Anyway, according to the construction permit, the building has been taken over by Harmony School which is the small school more or less behind this building. Since these pictures were taken, they have implemented the "Parliment" option and have torn the roof off that sucker.
UPDATE 22 July 2009: Added Sunshine Cleaners to the post title in response to indetifications from the comments.
UPDATE 7 July 2010 -- It appears that work on the building is nearly done:
UPDATE 15 Jan 2011: Correction -- it was never a Sunshine but it was Custom Cleaners & Laundry (at least from 1970 - 1976 according to the city directories) and was a Brinson Laundry & Cleaners from 1977-1984. I don't have dates for the other operations.
The Clothing Exchange, 3538 Covenant Road: 2008 no comments
I probably would not have noticed this small consignment shop coming and going except that it is in the same building as the final location of Forest Lake TV about which I had done an earlier post. Driving by from time to time, it seemed to have gone through several phases. In the first phase, it was open during "normal" hours. Then it was open "by appointment" and finally it was difficult to say from the store-front if it were still in business or not. I suppose even now, it could be, but it's been a long time since I saw a car there, so I'll say not.
UDPATE 3 March 2015: Added full street address to post title.
Piggly Wiggly No. 98, 3724 Covenant Road: February 2005 38 comments
For some reason, when I was in middle-school, I loved popcorn to a degree I never had before or have since. I mean, I still like it, but I probably don't have it more than half a dozen times a year now while back then I had it every day. As soon as I got home from school, I would get out the popcorn popper (no microwave then!), the butter-salt, a big glass of ice-tea and a book. I would sit at the kitchen table and eat popcorn with one hand, and turn pages with the other (I was careful not to get my books greasy!).
Popcorn was not a regular purchase item for my mother's shopping trips. She didn't keep a tab on the status of the bag of popping corn or the level of the butter-salt shaker, so unless I remembered to ask her to get some, I ended up having to make supply runs on my own. Fortunately, there was The Pig.
The Piggly Wiggly on Covenant Road near Trenholm Park had been there as long as I could recall, and unlike a trip to Trenholm Plaza, getting to it from our house required crossing no major roads so my parents had been OK for years with me riding my bike there. I would ride down Oakwood to Satchel Ford to Bethel Church to Covenant and park my bike on the left side of the store. (Back then I didn't lock it, now I probably would). The Pig was a small store, nothing special really, in fact my mother rarely shopped there because they packed their produce on trays under cling wrap so you really couldn't see how fresh it was, but aside from the popcorn it had another draw for me: a book "spinner" rack.

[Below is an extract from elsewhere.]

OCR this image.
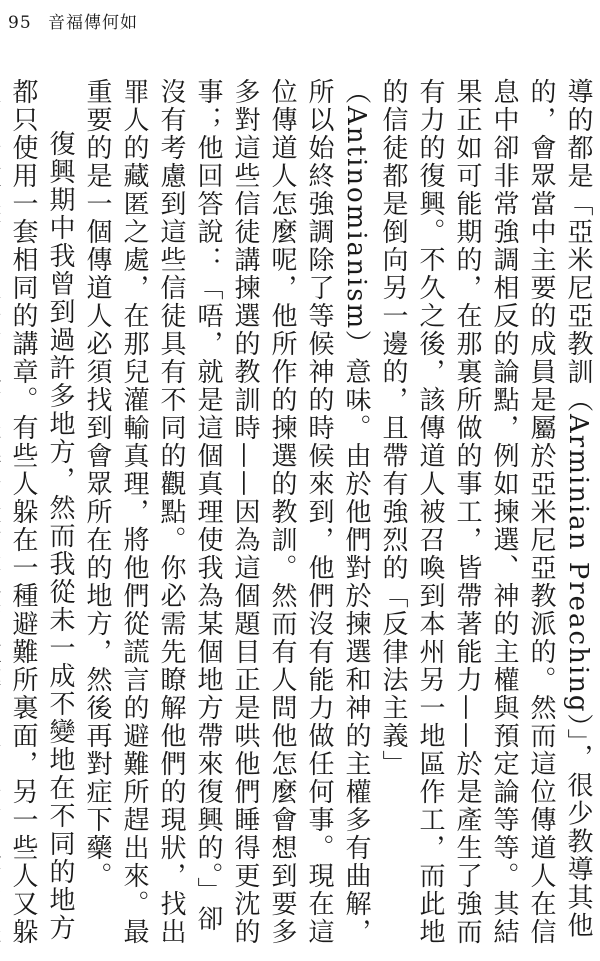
95 音福傳何如

導的都是「亞米尼亞教訓（Arminian Preaching）」，很少教導其他的，會眾當中主要的成員是屬於亞米尼亞教派的。然而這位傳道人在信息中卻非常強調相反的論點，例如揀選、神的主權與預定論等等。其結果正如可能期的，在那裏所做的事工，皆帶著能力——於是產生了強而有力的復興。不久之後，該傳道人被召喚到本州另一地區作工，而此地的信徒都是倒向另一邊的，且帶有強烈的「反律法主義」（Antinomianism）意味。由於他們對於揀選和神的主權多有曲解，所以始終強調除了等候神的時候來到，他們沒有能力做任何事。現在這位傳道人怎麼呢，他所作的揀選的教訓。然而有人問他怎麼會想到要多多對這些信徒講揀選的教訓時——因為這個題目正是哄他們睡得更沈的事；他回答說：「唔，就是這個真理使我為某個地方帶來復興的。」卻沒有考慮到這些信徒具有不同的觀點。你必需先瞭解他們的現狀，找出罪人的藏匿之處，在那兒灌輸真理，將他們從謊言的避難所趕出來。最重要的是一個傳道人必須找到會眾所在的地方，然後再對症下藥。

復興期中我曾到過許多地方，然而我從未一成不變地在不同的地方都只使用一套相同的講章。有些人躲在一種避難所裏面，另一些人又躲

Stocking for racks like this was always hit-or-miss, but apparently the distributor/jobber who had responsibility for The Pig's rack in those days had a taste for science fiction (or maybe he got some kind of discount -- who knows?). At any rate, there were usually new DAW paperbacks in the rack -- those were the days of the white page borders and the Kelly Freas covers:
If I had the money (iffy..), I could always come home with a new book to read with my popcorn.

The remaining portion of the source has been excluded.